Special Report Oil: Force Majeure - Middle East
As already pointed out in our previous special reports, we believe that shale gas is on one hand one of the most important factors of our future energy supply and on the other hand one of the most attractive investment opportunities. Geologists believe unconventional gas to exceed the conventional reserves by a factor of 10. We believe that whatever is deemed "unconventional" gas today will soon be "conventional" gas due to technological progress20. We are also convinced that the European energy and gas market will undergo dramatic changes in the coming years, and that the dependence on Russian gas will be a thing of the past. Currently we seem to see the beginning of this transformation process.
If shale gas can really gain a foothold in (Eastern) Europe on a sustainable basis, this would come with extensive effects for Europe. On the one hand the frequent threats by Russia to suspend deliveries would become obsolete, and on the other hand the prices should take their cues from the market prices in the future. At the moment the gas prices in Central Europe are about 100% higher than in America.
In contrast to oil and other commodities, there is no global market for natural gas. The gas market is still local and thus not globally integrated. The oversupply of natural gas and the success of LNG (liquefied natural gas21) will keep the pressure on the gas exporters and thus the pegging to the oil price may soon be a thing of the past. Also, the long-term contracts - a customary form of contract in Europe - are now subject to gradual adjustment. For example Gazprom and E.On agreed to peg the prices a least partially to the spot prices. We regard this as an important development, which should continue to pick up momentum.
Gazprom has recently mentioned the rising influence of unconventional gas in Poland, after its earlier (mostly) negative campaigns. The fact that Gazprom feels threatened by the shale boom is also exemplified by the company's plans to suspend the development of the Shtokman gas field by another three years. Gazprom now expects the field to become operative by 2018. And the fields of the Yamal peninsula should commence production later than anticipated as well, especially since the costs of both projects have risen dramatically and are now hardly profitable at current gas prices. The following chart illustrates the enormous dependence of many European countries on the Russian gas supplies.
Eoin Treacy's view
One of the other reports Ronald-Peter Stoeferle refers to above was posted in
Comment of the Day on March
9th 2010, focuses on shale gas and is one of the best I have seen on the
subject and is no less relevant today.
Subscribers will be aware that we wholeheartedly agree with Ronald-Peter Stoeferle's
view that unconventional gas is a game changer for the energy sector. However,
I am uncomfortable with his estimate that Brent crude will average $124 this
year. This assumes a significant deterioration in the supply situation which
is my no means certain.
Brent
crude oil prices consolidated mostly below $80 for the better part of a
year and broke successfully back above that level in September. It hit a new
recovery high in December and has since rallied to test the $120. If one were
to strip out geopolitical concerns, then prices are overextended relative to
the 200-day MA and the possibility of a reversion towards the mean has increased.

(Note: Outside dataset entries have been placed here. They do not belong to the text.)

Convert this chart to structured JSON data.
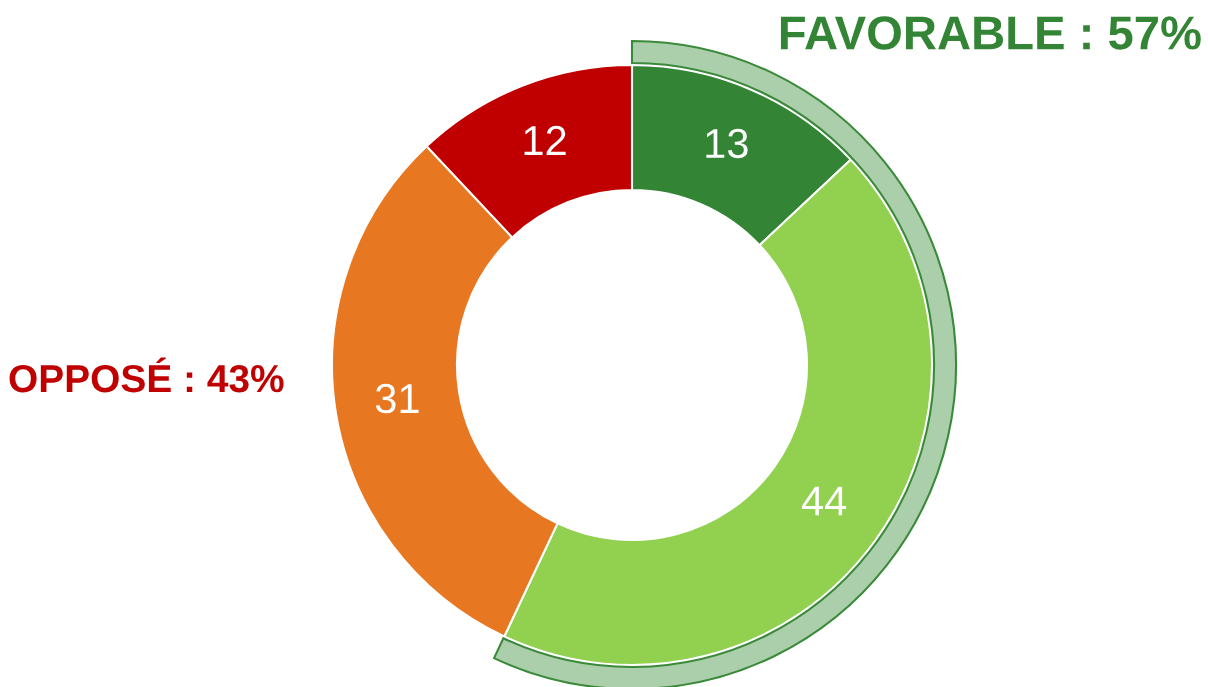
{
  "chart_data": {
    "type": "donut",
    "categories": [
      null,
      null,
      null,
      null
    ],
    "values": [
      13,
      44,
      31,
      12
    ],
    "colors": [
      "#338535",
      "#92d050",
      "#e87722",
      "#c00000"
    ],
    "data_labels": true,
    "annotations": [
      "FAVORABLE : 57%",
      "OPPOSÉ : 43%"
    ]
  }
}
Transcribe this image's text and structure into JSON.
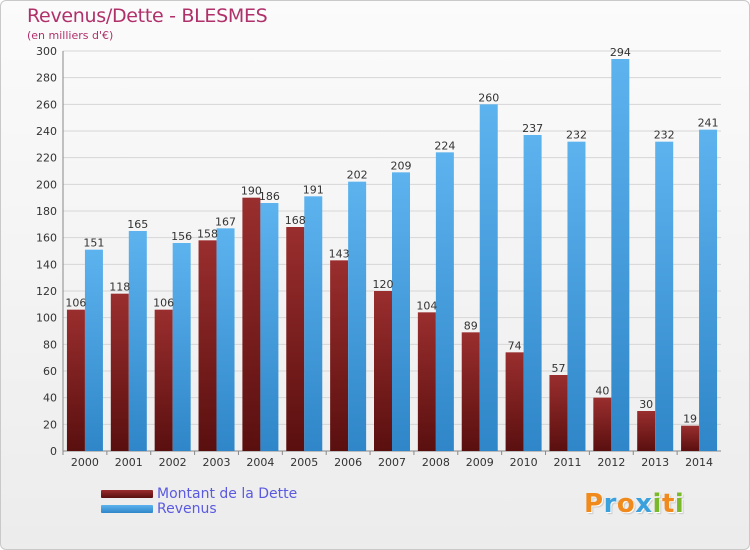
{
  "header": {
    "title": "Revenus/Dette - BLESMES",
    "subtitle": "(en milliers d'€)"
  },
  "legend": {
    "dette_label": "Montant de la Dette",
    "revenus_label": "Revenus"
  },
  "logo": {
    "text": "Proxiti",
    "letters": [
      {
        "ch": "P",
        "color": "#f08a1c"
      },
      {
        "ch": "r",
        "color": "#3aa1dd"
      },
      {
        "ch": "o",
        "color": "#f08a1c"
      },
      {
        "ch": "x",
        "color": "#3aa1dd"
      },
      {
        "ch": "i",
        "color": "#7ab929"
      },
      {
        "ch": "t",
        "color": "#f08a1c"
      },
      {
        "ch": "i",
        "color": "#7ab929"
      }
    ]
  },
  "colors": {
    "dette": "#7a1a1a",
    "revenus": "#3e9be0",
    "title": "#b0306a",
    "legend_text": "#5a5ae0"
  },
  "chart_data": {
    "type": "bar",
    "title": "Revenus/Dette - BLESMES",
    "subtitle": "(en milliers d'€)",
    "categories": [
      "2000",
      "2001",
      "2002",
      "2003",
      "2004",
      "2005",
      "2006",
      "2007",
      "2008",
      "2009",
      "2010",
      "2011",
      "2012",
      "2013",
      "2014"
    ],
    "series": [
      {
        "name": "Montant de la Dette",
        "color": "#7a1a1a",
        "values": [
          106,
          118,
          106,
          158,
          190,
          168,
          143,
          120,
          104,
          89,
          74,
          57,
          40,
          30,
          19
        ]
      },
      {
        "name": "Revenus",
        "color": "#3e9be0",
        "values": [
          151,
          165,
          156,
          167,
          186,
          191,
          202,
          209,
          224,
          260,
          237,
          232,
          294,
          232,
          241
        ]
      }
    ],
    "ylim": [
      0,
      300
    ],
    "yticks": [
      0,
      20,
      40,
      60,
      80,
      100,
      120,
      140,
      160,
      180,
      200,
      220,
      240,
      260,
      280,
      300
    ],
    "grid": true,
    "legend_position": "bottom-left"
  }
}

That means a pullback towards $100 could not be ruled out.
The report
David posted last night argues for a pull back towards $70 which is an interesting
contrast with that above. Prices would need to sustain a move back below $100
to indicate that a medium-term peak has been reached and question scope for
some additional upside.
Prices
rose so quickly because of uncertainty and the political environment remains
volatile. By definition any opinion on how the situation develops is conjecture.
At present, Saudi Arabia does not look like it is going to deteriorate into
chaos. It might but I am unwilling to predict it.
Fullermoney has long defined peak oil as a rising cost of production. As more
conventional oil fields reach peak production, the cost of maintaining supply
rises. New discoveries have typically been in deep water such as in Brazil or
off the northern tip of Russia. In Saudi Arabia's case, new supply is of a much
heavier grade and will require expensive refinery capacity. The rising cost
of marginal production has helped to support oil prices.
However while shale gas is a game changer for the energy industry so is shale
oil. (Also see Comment of the Day on February
10th). If companies such as Devon Energy,
Chesapeake Oil and Anadarko
Petroleum can successfully extract oil from shale at a competitive price,
as appears likely over the medium-term, then US energy independence becomes
a realistic possibility provided an integrated energy policy is implemented.
The question
remains as to how fast the very real technological advances currently being
implemented across North America can bring new supply to market. At a minimum
this is a medium-term prospect but despite the recent surge in oil prices, it
could be enough to derail some of the most bullish forecasts for crude oil prices.